6. No Rio de Janeiro a polarização é entre Eduardo Paes do PSD, portanto, uma liderança do centrão que se dissociou do bolsonarismo e Ramagem, representante do clã Bolsonaro. E em Belo Horizonte a disputa é entre Tramonte, um jornalista de extrema-direita linha dura de programas policiais, Bruno Engler, um candidato bolsonarista raiz de tipo neofascista e o atual prefeito Fuad do PSD de Kassab, ou seja, do Centrão. Ou seja, no triângulo “estratégico” das três grandes capitais do Sudeste, o eixo político do país, a esquerda só tem esperança de vitória em São Paulo.

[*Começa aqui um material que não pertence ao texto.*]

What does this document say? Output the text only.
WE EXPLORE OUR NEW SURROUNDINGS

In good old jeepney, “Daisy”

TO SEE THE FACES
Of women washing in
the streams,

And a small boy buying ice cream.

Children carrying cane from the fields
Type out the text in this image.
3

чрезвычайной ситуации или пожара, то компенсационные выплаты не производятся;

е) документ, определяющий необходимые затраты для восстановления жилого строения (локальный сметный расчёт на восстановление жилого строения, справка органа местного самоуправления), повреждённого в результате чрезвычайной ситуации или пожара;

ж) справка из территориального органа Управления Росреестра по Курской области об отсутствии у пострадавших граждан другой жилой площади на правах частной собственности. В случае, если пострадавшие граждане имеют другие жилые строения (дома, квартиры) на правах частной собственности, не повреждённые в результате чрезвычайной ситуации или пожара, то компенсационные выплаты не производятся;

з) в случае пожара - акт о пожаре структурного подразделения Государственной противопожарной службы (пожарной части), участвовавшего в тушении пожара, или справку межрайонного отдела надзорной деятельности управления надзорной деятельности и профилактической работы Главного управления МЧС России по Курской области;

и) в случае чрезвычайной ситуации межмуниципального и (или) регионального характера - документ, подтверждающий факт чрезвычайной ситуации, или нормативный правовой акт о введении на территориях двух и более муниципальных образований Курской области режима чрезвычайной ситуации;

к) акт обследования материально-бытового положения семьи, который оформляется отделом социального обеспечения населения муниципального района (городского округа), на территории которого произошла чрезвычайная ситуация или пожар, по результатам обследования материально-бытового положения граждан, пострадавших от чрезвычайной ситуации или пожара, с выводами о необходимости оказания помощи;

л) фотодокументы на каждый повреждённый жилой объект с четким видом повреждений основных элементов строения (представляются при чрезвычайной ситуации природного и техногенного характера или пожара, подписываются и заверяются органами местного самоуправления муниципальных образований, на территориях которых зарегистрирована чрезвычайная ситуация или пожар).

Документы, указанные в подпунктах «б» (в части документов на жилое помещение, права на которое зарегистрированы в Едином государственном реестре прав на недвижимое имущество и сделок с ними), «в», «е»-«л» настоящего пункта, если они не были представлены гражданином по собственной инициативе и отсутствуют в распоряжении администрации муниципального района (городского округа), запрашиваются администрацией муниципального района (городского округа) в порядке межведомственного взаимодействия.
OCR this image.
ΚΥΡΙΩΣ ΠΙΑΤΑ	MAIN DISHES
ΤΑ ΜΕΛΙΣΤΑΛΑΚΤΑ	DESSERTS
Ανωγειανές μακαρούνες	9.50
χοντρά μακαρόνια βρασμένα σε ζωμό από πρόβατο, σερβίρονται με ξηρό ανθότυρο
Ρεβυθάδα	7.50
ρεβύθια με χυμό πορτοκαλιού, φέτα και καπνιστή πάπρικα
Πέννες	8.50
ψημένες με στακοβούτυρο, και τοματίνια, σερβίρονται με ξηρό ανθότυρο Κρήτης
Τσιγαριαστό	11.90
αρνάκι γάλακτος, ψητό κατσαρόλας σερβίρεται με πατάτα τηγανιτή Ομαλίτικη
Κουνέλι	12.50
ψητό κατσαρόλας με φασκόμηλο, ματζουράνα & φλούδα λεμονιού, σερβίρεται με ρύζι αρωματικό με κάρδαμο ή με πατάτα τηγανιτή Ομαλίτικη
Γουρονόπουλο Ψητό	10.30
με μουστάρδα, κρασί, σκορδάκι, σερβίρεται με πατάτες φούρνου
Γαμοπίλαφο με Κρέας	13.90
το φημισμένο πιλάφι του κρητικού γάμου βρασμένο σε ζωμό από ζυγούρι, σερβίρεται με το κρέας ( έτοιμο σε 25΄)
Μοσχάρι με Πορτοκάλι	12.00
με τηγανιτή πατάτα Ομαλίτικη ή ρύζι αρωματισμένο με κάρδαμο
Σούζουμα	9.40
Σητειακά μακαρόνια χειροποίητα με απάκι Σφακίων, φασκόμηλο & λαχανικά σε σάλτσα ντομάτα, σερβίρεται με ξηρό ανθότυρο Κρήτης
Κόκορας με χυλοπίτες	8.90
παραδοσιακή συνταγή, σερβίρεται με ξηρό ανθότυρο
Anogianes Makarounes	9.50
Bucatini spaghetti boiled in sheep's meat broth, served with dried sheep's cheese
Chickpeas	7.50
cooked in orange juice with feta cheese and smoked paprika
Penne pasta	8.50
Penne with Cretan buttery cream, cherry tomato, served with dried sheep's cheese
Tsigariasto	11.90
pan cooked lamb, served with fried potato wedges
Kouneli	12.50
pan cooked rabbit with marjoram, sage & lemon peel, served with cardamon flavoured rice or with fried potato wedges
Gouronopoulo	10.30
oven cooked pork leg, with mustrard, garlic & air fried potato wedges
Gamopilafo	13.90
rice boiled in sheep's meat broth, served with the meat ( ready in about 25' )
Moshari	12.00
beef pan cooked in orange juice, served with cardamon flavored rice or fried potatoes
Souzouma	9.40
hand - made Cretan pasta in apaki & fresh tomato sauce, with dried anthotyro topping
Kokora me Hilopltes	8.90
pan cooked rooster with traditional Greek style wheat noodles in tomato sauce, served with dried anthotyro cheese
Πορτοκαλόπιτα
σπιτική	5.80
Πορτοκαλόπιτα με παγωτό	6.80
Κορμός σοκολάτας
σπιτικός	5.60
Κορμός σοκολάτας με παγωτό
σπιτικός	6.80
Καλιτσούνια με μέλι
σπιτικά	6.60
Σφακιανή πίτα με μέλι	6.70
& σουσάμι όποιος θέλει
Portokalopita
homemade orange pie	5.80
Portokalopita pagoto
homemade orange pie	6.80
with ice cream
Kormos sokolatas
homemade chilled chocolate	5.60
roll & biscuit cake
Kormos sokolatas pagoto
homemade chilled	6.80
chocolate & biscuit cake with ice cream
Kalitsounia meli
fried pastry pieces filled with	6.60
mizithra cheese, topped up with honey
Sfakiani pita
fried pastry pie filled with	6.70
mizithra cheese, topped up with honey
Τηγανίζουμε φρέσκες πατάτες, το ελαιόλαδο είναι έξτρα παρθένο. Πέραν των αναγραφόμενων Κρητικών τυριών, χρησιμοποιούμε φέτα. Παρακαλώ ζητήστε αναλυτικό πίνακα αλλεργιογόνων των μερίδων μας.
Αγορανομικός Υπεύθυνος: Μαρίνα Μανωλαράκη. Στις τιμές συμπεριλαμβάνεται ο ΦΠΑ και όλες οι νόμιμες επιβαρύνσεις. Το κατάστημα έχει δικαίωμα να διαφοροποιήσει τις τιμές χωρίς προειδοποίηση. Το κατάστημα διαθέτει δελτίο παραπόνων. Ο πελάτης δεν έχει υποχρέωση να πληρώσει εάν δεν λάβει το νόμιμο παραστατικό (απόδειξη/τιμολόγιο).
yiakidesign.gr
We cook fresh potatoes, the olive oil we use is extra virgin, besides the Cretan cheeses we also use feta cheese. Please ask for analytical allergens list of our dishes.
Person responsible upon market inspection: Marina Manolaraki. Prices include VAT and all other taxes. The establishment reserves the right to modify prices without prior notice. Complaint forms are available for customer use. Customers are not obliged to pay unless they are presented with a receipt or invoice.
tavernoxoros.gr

7. Essas são as dificuldades da relação política de forças. A provável vitória de Paes e seu possível apoio a uma candidatura de Lula em 2026, deve ser considerada. Assim como a possibilidade de Boulos vencer Marçal em um segundo turno, sobretudo, se conseguirmos conquistar o primeiro lugar no domingo do primeiro turno. Em Minas tudo está em suspense. O PT está na disputa em capitais do Nordeste como Fortaleza, Natal e Teresina. Mas o Psol terá dificuldades de colocar Edmílson no segundo turno em Belém. Marquito deve garantir um brilhante segundo lugar em Florianópolis, mas o cenário para Maria do Rosário não parece animador em Porto Alegre. No Centro-Oeste e Norte, onde Bolsonaro venceu, a direita do centrão deve sair vitoriosa.  A radicalização eleitoral se expressa, também, num leve, mas constante debilitamento da aprovação do governo Lula, embora, paradoxalmente, a situação econômica-social seja melhor. Na escala nacional, os prováveis resultados do centrão e do bolsonarismo são perturbadores. O Partido Liberal deve vencer em 15 das cem maiores cidades do país com mais de 200.000 eleitores. O União Brasil em 15. O PP em outras 10. Também, por isso, para tentar reequilibrar, a mãe de todas a batalhas é São Paulo: Boulos em primeiro lugar!!!